El olor de lo que ya no está.

El olor de lo que ya no está.

Hay olores que no se olvidan, aunque hayan pasado años. Son como pequeñas llaves invisibles capaces de abrir puertas cerradas en la memoria. Basta una brisa, una prenda guardada, una casa antigua, para que el pasado regrese con una nitidez que asombra. No hace falta buscarlo: llega solo, sin aviso, en el momento más inesperado. Y de pronto, lo que parecía dormido despierta. Un olor basta para hacer visible lo invisible.

A veces ni siquiera recordamos el momento, pero el olor lo trae de vuelta todo: un rostro, una voz, una sensación. No se trata solo de memoria, sino de emoción. Es el alma reconociendo algo que la mente había olvidado.

Dicen que la memoria del olfato es la más persistente. Y quizá sea cierto, porque los aromas tienen algo de alma: se quedan donde las palabras no llegan, donde el tiempo no borra. Un olor puede atravesar los años y devolvernos, por un instante, a la infancia, al primer hogar, a la calma de una tarde sin prisa.

Hay olores que pertenecen a personas: el perfume de alguien que ya no está, el jabón de las manos de una abuela, el humo de la chimenea donde se reunía la familia. Otros pertenecen a lugares: una casa cerrada por años, un camino que huele a lluvia, un patio donde el sol calentaba las paredes. Y todos tienen algo en común: una ternura callada, un hilo invisible que une lo que fue con lo que sigue siendo.

Cada aroma guarda una historia. Y aunque el cuerpo se haya ido, el olor permanece, suspendido en el aire, como si la vida dejara huellas invisibles para que no la olvidemos del todo. En ese rastro hay una forma de consuelo, una certeza silenciosa de que nada desaparece por completo. A veces basta encender una vela, o abrir una caja vieja, para que el tiempo se pliegue sobre sí mismo y nos devuelva algo que creíamos perdido. Una sensación leve, una emoción que nos roza por dentro.

El olor tiene esa magia: no imita, evoca. No repite, revive.

Para mí, cada fragancia tiene algo de esa nostalgia: no busca reproducir un aroma, sino rescatar la emoción que lo acompaña. El olor del bosque tras la lluvia, la lavanda en una tarde de verano, el limón de los patios antiguos… todos comparten algo esencial: nos reconectan con lo que somos, con lo que amamos, con lo que permanece cuando todo cambia. Porque los olores también consuelan. Son refugio. Son una forma silenciosa de decir “aquí sigo”.

Y cuando el aire se llena de una fragancia conocida, sentimos que lo que amamos no se ha ido del todo. Que una parte sigue respirando con nosotros, en lo cotidiano, en lo más simple: una tela, una madera, una brisa. Hay fragancias que no se compran, se heredan. Se quedan impregnadas en los objetos, en las paredes, en la ropa, en los recuerdos.

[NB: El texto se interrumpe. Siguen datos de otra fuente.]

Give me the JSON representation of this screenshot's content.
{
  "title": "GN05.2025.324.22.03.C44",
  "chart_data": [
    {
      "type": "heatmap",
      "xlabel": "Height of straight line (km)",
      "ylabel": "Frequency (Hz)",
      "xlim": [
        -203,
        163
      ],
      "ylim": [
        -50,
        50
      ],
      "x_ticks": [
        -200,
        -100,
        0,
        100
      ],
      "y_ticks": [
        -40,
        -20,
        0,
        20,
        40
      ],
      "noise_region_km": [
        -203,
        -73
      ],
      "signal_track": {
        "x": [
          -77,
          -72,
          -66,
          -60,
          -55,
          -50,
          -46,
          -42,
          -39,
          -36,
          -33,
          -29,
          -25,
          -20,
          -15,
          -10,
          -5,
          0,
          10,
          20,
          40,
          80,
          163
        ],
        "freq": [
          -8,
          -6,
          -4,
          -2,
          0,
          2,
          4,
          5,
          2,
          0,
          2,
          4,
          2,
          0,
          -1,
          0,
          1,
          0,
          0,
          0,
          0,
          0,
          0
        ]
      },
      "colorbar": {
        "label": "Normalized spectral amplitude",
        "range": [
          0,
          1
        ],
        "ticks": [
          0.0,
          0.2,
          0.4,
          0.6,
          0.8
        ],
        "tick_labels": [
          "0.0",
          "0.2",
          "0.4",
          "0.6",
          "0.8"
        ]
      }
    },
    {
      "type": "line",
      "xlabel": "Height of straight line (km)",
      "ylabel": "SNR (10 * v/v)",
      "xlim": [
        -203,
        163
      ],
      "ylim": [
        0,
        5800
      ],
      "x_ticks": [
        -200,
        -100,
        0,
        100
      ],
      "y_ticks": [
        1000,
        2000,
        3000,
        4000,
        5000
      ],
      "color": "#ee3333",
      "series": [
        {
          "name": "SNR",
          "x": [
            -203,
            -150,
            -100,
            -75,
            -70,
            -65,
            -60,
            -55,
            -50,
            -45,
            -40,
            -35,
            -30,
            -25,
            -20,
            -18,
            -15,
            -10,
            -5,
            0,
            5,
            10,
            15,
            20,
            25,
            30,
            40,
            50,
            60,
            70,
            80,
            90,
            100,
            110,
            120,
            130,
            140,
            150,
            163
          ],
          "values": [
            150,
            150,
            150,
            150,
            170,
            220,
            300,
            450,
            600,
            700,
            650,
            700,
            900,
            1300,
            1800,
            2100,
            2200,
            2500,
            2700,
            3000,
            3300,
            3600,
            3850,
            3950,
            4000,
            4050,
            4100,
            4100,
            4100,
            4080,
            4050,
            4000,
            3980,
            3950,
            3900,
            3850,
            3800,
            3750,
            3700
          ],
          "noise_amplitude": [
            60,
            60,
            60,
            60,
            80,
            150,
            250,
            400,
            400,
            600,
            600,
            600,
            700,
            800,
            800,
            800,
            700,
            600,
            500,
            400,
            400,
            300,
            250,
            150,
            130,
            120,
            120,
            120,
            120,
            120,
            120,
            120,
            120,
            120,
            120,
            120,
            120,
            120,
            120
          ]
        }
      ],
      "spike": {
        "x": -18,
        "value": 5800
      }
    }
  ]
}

Y aunque el tiempo pase, siguen ahí, esperando un descuido, una respiración profunda, una chispa de vida para volver a aparecer. El olor de lo que ya no está es, en el fondo, una forma de presencia. Es la manera que tiene la vida de recordarnos que lo vivido no desaparece, que sigue escondido en las cosas pequeñas: en una vela que arde, en una flor seca, en el aire después de la lluvia.

Y cuando lo sentimos, aunque sea solo por un instante, volvemos a estar ahí. En ese lugar, con esas personas, en ese momento que ya no existe… pero que, de alguna manera, aún nos pertenece. Porque hay presencias que no se ven, pero se respiran. Y mientras su olor siga vivo, nada se ha ido del todo.